Search code examples
arraysalgorithmprefixsuffixknuth-morris-pratt

Why/how does the Longest Proper Prefix/Suffix algorithm work?


The LPS (Longest Proper Prefix which is also a Suffix) algorithm goes as follows:

public static int[] constructLPSArray(String s) {
        int n = s.length();
        int[] arr = new int[n];
        int j = 0;
        for (int i = 1; i < n; ) {
            if (s.charAt(i) == s.charAt(j)) {
                arr[i] = j + 1;
                i++;
                j++;
            } else {
                if (j != 0) {
                    j = arr[j - 1];
                } else {
                    i++;
                }
            }
        }
        return arr;
    }

The if (s.charAt(i) == s.charAt(j)) part looks clear, but the else part is unclear.

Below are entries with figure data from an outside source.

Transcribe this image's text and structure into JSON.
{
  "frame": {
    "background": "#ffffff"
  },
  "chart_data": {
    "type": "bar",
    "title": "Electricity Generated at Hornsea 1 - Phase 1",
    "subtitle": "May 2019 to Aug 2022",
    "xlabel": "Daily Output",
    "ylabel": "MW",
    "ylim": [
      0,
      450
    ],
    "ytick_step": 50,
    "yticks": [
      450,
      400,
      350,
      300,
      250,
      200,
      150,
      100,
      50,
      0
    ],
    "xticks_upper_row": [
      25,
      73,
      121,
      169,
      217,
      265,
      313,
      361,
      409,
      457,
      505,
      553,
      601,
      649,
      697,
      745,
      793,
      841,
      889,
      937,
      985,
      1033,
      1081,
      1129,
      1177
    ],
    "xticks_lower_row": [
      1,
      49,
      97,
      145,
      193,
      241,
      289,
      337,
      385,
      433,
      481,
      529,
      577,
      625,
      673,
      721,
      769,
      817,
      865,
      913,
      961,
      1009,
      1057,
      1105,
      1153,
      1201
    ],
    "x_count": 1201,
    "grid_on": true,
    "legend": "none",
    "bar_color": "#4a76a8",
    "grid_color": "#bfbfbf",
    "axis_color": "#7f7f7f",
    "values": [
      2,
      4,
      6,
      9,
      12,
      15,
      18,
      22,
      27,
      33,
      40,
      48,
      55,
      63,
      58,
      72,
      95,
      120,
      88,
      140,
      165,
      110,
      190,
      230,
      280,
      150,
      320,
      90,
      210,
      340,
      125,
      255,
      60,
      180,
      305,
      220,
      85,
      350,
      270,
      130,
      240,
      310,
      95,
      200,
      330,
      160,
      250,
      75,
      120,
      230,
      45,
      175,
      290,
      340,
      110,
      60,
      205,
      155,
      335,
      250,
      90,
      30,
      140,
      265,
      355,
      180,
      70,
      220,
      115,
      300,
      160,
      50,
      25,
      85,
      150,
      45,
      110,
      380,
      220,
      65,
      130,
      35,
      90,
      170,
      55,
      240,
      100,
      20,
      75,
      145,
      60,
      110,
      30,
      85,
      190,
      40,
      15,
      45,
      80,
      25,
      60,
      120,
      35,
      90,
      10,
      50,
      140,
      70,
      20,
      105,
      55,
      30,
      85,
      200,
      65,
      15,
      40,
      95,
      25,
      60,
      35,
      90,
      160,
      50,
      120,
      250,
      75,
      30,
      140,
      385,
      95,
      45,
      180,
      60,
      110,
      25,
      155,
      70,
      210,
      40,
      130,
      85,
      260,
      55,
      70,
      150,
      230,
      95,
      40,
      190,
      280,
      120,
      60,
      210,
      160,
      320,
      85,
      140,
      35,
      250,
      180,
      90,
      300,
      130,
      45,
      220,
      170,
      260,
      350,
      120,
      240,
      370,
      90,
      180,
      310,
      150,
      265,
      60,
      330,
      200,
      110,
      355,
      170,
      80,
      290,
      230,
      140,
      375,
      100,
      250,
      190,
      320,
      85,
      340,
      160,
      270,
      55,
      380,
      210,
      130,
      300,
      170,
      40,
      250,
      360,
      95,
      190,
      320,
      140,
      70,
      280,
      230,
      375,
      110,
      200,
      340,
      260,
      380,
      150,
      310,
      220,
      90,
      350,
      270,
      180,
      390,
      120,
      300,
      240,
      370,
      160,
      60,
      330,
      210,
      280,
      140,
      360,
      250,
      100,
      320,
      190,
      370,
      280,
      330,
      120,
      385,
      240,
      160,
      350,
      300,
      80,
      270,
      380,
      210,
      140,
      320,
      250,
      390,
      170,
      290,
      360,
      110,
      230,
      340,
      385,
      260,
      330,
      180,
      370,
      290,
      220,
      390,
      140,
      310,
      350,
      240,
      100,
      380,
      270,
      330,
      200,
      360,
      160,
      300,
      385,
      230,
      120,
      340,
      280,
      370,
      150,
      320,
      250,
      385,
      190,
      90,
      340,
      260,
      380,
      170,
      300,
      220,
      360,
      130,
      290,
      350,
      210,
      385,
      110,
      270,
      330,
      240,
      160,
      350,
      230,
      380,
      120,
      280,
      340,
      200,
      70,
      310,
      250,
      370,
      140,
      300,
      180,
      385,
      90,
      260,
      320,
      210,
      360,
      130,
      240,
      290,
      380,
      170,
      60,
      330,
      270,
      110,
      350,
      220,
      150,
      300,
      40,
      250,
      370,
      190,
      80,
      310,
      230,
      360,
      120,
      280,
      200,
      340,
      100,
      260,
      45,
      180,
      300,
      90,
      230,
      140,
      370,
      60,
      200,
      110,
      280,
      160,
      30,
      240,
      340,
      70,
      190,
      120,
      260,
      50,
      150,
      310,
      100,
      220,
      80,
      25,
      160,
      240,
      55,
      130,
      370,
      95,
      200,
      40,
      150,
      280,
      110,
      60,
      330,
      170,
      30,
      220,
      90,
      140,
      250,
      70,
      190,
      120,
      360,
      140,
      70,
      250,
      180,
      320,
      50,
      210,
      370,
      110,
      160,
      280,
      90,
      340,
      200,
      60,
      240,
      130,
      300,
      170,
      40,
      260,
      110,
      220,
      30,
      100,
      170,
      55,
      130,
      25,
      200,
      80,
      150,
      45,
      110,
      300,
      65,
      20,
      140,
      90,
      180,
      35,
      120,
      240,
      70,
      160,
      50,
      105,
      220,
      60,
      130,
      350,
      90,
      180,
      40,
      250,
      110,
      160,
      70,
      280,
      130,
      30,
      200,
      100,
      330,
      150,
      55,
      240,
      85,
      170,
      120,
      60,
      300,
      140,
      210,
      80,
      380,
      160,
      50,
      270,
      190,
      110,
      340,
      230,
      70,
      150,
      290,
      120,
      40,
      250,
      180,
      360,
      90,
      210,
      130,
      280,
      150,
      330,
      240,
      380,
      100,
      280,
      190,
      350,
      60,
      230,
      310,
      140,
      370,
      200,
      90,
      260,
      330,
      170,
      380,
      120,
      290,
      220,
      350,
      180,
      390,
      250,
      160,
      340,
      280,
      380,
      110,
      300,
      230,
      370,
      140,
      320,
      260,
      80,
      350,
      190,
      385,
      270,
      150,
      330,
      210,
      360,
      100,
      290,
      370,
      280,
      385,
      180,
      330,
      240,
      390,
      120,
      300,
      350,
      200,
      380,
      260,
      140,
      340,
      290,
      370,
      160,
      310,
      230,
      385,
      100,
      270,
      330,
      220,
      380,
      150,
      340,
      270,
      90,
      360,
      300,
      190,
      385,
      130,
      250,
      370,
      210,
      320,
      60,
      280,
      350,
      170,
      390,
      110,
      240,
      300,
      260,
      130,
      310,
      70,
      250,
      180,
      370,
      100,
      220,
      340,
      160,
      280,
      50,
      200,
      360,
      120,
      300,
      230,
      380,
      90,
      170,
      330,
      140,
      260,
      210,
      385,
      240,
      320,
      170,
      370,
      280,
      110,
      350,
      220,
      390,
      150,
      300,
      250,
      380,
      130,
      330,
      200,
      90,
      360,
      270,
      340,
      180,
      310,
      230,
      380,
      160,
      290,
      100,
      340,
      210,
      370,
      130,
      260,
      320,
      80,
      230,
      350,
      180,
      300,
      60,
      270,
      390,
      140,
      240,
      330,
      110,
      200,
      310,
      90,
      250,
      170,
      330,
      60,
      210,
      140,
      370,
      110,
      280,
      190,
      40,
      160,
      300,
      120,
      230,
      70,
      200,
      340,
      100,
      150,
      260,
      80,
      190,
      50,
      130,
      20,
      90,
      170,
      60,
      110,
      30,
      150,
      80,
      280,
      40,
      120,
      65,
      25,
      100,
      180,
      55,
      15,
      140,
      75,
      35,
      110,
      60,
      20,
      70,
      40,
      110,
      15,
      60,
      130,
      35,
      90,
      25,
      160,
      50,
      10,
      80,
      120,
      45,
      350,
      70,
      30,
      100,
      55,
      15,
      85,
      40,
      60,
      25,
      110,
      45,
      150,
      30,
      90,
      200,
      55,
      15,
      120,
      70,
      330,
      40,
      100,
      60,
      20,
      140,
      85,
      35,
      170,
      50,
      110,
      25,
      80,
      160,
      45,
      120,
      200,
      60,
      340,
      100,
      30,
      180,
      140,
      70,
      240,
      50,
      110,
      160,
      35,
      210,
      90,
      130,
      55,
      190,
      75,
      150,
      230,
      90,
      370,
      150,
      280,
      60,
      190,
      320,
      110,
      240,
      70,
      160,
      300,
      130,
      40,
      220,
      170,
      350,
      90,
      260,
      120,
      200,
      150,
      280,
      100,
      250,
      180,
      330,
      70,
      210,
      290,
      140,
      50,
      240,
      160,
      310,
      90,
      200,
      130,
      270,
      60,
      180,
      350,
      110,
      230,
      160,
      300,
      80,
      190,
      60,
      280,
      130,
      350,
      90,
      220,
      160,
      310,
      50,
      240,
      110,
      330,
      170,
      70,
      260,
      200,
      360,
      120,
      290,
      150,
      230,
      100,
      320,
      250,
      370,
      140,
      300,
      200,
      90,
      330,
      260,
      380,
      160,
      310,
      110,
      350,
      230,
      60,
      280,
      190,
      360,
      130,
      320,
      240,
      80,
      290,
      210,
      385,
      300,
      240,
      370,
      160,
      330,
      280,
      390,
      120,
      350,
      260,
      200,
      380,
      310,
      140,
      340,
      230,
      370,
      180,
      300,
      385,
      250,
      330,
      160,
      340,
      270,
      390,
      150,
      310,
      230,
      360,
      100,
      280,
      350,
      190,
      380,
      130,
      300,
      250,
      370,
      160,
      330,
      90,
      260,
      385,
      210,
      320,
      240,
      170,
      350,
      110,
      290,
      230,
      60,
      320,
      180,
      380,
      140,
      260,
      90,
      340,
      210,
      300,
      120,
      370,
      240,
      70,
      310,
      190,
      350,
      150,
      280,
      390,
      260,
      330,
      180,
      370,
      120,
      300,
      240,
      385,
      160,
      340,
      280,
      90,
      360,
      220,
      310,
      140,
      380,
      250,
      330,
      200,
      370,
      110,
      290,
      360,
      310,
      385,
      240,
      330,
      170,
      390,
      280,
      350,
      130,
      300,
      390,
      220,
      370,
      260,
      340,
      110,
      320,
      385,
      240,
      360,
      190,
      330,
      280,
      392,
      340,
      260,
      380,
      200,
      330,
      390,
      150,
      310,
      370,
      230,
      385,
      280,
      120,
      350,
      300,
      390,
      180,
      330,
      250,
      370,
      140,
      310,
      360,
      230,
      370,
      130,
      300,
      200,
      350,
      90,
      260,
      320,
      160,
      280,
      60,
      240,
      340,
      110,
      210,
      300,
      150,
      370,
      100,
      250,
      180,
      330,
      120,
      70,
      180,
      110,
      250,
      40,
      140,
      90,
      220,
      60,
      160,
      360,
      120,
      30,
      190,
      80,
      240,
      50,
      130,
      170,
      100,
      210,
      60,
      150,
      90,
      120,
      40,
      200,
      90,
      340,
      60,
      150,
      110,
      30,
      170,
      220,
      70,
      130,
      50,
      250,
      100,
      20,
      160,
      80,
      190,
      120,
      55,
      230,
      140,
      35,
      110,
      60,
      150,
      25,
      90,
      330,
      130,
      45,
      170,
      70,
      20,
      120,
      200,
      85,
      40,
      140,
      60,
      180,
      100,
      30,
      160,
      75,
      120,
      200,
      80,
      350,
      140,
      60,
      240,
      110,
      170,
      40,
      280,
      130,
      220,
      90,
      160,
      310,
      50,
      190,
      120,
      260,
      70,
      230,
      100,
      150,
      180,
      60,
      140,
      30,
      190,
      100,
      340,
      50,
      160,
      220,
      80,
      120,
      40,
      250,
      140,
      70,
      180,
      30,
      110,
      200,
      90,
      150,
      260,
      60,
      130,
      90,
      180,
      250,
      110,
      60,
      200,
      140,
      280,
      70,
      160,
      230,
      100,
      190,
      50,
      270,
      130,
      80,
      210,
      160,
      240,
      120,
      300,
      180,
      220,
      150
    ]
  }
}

Why do we do:

if (j != 0) {
  j = arr[j - 1];
} else {
  i++;
}

More specifically, why does j = arr[j - 1] work ? Or why do we even do it? How do we validate the correctness of this step?


Solution

  • Let's say we are parsing an array of characters with i and j positioned like this:

    a b a b x x a b a b ...
          ^           ^
          j           i
    

    with arr holding:

    0 0 1 2 0 0 1 2 3 4
    

    i. e., the length of the longest prefix/suffix of each substring of s of that length until i. You can probably guess how that was generated from the rest of the algorithm. Now, if the next character after i does not match the next character after j,

    a b a b x x a b a b a ...
            ^           ^
            j           i
    

    we don't have to retry the matching, because we know the longest prefix/suffix of our previous prefix/suffix! Looking up arr[j - 1] yields 2 – so we essentially cached the information that the parts highlighted here

    A B a b x x a b A B a ...
    === ^           === ^
        j               i
    

    are identical, and don't need to be compared again!